Why useless? They give information and if you draw the right conclusion from it maybe your "stand on gaming" would have been recognized better.
These are modern games (at least most of them) and 9700K is almost maxed out. So your stand on games might have been right 3 years ago. Nobody is going to benchmark CPU for gaming with GTA V cause that's like an old relic game bro. Besides if the CPU 9700K shows this behavior now (like you said with random, useless games) I wonder, how this CPU will do with 2020 games? It is changing and if the 9700K isn't the best in some new games now (random and useless as you said) then maybe within time this some random useless games might become most common, requiring more resources from a CPU games, people do benchmarks with.


----------



## Hyderz (Oct 24, 2019)

i'd go 3700x than i7 9700, better value and intel you need to buy a cooler on top of it.


----------



## wolar (Oct 24, 2019)

@king of swag187
Intel is only better on extremely high fps and that happens only on some games(albeit most but still not all). I had a friend that wanted 300fps on overwatch(yes it actually matters in overwatch to have that high fps) and was really disappointed picking amd instead of intel as the difference was immense on that high fps(over 80fps), that is really rare though and he was using a first gen ryzen.
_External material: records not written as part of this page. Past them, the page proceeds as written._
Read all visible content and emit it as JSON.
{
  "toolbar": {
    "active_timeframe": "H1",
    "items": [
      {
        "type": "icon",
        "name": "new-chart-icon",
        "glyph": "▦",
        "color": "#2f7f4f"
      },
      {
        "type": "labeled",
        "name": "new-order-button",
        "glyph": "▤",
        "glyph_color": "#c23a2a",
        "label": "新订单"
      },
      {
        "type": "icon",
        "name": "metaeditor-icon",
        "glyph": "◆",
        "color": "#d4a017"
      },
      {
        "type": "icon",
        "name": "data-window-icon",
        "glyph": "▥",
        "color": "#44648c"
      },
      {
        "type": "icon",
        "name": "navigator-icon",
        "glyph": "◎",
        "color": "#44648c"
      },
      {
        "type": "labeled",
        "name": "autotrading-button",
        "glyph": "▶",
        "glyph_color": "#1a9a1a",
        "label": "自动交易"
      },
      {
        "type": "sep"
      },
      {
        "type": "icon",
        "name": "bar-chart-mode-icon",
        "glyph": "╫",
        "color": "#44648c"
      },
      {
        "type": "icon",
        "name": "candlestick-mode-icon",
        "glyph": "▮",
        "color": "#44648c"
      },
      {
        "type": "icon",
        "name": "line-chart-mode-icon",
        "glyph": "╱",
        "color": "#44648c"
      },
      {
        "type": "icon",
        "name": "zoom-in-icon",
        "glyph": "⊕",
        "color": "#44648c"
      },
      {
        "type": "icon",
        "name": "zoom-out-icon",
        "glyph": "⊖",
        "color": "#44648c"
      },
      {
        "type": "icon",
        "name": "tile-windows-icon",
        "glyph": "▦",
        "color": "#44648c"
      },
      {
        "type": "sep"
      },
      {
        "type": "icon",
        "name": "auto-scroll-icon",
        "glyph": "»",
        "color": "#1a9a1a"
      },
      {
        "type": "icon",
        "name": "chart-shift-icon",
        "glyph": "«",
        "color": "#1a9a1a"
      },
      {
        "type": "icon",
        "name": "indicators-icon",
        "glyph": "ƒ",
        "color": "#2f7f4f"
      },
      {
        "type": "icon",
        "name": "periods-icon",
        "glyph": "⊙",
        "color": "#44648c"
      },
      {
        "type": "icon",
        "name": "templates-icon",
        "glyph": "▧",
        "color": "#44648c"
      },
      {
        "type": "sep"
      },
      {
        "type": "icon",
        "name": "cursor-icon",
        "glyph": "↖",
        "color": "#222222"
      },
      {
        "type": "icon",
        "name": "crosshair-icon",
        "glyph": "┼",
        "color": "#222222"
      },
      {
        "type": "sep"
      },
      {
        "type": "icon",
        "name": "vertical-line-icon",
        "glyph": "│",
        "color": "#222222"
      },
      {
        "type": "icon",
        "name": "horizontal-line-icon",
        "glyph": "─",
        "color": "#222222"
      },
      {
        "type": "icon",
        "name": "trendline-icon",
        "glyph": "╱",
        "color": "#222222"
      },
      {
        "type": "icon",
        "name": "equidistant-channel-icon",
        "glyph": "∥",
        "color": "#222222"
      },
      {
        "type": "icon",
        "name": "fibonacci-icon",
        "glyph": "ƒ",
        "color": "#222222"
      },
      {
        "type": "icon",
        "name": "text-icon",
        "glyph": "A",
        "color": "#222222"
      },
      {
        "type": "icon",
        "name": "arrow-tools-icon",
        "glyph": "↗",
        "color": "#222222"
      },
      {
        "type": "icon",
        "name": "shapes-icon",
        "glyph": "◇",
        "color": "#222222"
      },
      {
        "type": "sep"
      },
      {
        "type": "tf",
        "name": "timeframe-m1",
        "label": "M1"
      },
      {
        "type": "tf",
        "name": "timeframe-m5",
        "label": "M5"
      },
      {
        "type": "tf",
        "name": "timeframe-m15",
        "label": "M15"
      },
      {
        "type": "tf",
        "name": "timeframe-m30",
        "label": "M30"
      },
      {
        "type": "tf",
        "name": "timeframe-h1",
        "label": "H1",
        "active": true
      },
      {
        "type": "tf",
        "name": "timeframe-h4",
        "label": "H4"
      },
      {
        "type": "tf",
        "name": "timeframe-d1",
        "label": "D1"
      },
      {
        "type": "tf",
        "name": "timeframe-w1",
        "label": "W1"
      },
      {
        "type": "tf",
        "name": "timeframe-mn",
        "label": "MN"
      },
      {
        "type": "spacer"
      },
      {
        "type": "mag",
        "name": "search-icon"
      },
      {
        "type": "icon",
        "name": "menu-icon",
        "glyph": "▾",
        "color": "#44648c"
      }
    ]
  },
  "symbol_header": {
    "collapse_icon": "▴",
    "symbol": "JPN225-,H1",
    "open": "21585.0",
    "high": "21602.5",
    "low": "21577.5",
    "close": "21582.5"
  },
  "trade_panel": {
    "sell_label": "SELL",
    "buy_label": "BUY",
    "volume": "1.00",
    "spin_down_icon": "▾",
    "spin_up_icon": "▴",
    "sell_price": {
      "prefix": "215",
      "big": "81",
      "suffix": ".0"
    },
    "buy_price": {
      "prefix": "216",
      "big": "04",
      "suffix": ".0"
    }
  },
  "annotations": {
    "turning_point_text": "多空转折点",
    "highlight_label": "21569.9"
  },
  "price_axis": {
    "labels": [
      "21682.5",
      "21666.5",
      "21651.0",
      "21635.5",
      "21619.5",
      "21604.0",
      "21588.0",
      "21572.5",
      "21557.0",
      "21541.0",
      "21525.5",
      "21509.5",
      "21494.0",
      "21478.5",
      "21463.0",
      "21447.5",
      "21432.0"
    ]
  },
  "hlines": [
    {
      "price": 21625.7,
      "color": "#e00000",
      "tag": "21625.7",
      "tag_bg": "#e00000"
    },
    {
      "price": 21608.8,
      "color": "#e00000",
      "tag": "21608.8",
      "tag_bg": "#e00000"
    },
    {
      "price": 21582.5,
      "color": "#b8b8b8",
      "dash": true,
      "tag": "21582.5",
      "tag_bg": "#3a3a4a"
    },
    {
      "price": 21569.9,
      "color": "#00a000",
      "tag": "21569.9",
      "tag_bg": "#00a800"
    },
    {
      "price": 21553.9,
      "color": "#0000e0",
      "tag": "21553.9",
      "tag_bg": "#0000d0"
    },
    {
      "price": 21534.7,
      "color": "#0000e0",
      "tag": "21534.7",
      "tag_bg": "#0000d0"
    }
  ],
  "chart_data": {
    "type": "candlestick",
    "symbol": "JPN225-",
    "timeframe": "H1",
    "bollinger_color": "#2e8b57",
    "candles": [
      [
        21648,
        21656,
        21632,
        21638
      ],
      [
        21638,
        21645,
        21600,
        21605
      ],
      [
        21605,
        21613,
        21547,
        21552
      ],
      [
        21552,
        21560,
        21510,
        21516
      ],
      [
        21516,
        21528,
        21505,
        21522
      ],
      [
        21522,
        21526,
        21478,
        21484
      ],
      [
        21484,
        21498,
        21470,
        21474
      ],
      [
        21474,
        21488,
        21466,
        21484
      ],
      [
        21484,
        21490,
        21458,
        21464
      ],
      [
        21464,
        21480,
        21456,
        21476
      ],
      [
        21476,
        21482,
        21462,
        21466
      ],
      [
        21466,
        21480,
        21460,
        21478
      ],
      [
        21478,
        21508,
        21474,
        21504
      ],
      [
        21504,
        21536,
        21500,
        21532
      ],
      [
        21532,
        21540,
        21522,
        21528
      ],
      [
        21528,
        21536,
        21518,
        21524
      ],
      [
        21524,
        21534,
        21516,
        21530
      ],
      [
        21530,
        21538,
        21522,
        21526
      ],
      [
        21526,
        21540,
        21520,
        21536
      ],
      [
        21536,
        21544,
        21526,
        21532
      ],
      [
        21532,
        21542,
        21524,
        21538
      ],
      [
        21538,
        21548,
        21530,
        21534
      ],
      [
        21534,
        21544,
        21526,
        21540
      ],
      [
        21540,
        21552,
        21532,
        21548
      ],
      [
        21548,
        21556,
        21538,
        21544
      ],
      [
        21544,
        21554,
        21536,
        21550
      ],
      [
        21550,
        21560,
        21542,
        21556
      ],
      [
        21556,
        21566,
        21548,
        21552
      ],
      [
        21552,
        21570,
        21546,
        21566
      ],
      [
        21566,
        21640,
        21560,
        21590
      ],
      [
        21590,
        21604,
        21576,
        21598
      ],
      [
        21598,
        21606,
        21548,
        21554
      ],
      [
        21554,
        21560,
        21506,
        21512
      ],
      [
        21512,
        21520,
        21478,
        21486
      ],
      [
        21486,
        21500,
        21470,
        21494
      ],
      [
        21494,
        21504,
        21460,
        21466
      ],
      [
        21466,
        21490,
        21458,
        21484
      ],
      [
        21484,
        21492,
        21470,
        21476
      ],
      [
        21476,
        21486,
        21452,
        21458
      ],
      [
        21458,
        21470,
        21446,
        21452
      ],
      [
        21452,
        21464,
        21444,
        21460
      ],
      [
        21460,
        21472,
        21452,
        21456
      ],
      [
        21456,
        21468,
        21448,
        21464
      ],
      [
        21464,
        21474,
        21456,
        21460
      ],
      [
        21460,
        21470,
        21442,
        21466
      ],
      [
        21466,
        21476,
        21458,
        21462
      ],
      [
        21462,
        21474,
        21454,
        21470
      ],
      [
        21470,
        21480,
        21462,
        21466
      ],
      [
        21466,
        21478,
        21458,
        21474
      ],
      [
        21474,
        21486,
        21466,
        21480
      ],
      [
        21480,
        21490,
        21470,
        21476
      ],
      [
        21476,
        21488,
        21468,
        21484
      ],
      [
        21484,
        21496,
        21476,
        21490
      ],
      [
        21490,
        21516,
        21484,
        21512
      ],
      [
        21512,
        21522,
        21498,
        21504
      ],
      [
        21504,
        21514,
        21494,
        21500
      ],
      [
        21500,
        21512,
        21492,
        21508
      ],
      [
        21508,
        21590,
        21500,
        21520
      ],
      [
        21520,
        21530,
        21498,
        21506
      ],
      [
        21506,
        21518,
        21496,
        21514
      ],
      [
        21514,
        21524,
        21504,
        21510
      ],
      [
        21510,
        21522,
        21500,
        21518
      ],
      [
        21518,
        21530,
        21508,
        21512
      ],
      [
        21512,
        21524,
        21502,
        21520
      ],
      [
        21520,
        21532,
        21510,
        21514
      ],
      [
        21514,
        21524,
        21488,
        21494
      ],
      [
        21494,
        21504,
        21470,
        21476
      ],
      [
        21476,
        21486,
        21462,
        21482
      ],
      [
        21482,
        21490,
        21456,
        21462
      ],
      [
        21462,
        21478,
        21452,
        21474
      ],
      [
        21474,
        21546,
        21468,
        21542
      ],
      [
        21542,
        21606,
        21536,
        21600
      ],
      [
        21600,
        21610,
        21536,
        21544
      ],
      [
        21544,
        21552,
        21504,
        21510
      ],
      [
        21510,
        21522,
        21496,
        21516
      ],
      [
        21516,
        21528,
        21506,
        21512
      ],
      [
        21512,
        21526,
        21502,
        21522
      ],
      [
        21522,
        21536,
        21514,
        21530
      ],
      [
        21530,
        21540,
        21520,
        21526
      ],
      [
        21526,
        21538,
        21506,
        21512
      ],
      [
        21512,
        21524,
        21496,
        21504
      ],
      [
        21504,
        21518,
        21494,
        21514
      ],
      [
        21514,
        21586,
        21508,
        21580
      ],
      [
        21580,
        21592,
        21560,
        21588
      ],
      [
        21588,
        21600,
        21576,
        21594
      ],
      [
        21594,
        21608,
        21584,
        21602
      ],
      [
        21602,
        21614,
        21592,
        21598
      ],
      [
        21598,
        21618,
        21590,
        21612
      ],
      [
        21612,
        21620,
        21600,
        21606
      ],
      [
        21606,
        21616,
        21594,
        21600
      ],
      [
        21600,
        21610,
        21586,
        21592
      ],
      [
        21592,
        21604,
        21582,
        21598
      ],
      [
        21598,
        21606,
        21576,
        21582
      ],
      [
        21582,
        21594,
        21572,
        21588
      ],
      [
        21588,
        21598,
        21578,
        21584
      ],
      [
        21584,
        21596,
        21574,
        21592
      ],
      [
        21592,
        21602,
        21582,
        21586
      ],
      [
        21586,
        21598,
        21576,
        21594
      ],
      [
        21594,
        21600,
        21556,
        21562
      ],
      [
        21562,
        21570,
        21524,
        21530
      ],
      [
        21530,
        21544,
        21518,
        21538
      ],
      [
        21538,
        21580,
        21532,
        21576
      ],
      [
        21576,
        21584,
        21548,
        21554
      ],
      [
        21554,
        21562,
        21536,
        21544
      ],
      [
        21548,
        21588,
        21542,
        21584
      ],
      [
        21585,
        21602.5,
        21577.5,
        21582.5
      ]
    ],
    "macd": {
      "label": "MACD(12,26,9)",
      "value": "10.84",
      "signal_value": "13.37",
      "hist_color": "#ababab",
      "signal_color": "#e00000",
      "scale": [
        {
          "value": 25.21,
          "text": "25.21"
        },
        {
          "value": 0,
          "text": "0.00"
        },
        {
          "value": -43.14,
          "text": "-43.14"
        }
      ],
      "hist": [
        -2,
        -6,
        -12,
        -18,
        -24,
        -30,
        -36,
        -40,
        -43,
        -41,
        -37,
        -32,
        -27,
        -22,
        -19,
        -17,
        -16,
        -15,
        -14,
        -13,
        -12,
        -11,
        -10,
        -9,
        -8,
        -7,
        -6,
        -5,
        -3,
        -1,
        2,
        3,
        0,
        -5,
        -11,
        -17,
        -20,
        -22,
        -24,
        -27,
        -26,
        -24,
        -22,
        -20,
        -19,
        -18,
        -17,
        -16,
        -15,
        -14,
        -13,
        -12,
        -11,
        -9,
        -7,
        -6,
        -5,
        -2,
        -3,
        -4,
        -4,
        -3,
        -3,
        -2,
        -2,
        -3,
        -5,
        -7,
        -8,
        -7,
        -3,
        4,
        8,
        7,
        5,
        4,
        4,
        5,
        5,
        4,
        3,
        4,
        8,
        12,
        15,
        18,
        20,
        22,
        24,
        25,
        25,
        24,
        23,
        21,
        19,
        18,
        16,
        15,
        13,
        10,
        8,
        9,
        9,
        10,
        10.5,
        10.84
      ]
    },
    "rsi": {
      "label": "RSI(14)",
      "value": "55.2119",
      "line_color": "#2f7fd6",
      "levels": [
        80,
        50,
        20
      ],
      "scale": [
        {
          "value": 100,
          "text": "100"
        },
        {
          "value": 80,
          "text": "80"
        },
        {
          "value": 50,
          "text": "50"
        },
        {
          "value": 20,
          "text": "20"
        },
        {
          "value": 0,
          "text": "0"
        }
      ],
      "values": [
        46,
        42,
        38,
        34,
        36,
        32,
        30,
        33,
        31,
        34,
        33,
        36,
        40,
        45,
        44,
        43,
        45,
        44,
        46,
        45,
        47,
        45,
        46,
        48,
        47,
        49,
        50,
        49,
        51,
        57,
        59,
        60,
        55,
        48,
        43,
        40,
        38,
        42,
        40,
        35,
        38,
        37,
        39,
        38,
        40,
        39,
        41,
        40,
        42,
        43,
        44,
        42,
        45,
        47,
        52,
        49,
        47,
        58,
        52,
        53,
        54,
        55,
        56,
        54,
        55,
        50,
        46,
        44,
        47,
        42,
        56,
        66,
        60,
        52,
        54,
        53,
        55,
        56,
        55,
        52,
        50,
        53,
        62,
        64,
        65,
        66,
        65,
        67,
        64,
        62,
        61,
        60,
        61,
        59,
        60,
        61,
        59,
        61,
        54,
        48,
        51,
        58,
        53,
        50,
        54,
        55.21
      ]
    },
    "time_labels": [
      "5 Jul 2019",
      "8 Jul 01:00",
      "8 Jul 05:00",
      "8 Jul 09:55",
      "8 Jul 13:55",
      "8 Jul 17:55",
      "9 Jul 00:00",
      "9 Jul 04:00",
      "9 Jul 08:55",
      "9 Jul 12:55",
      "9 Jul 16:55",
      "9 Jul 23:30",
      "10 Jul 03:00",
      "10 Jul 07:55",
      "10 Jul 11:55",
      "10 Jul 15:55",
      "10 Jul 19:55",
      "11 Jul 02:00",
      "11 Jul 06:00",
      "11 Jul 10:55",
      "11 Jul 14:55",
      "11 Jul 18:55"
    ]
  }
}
If the client doesn't really care for such extremes then amd is the choice for sure, also 3rd gen ryzen cpus improved on their high fps as well so its not that big of a gap now.


----------



## Johnt31 (Oct 28, 2019)

I controlled the cpu and gpu loads on his pc on rainbow six siège and he screen was lg 2253v 60hz   1920x1080
test in same graphic configuration 

GPU load 80% and  69°c
CPU load 100% 55°c

*AS400 kingson 256 gb*

GPU load 38 to 70% and  55°c
CPU load 95% 50°c

*840 evo 256 gb*


is this normal load cpu is utilised at  100%  ?


----------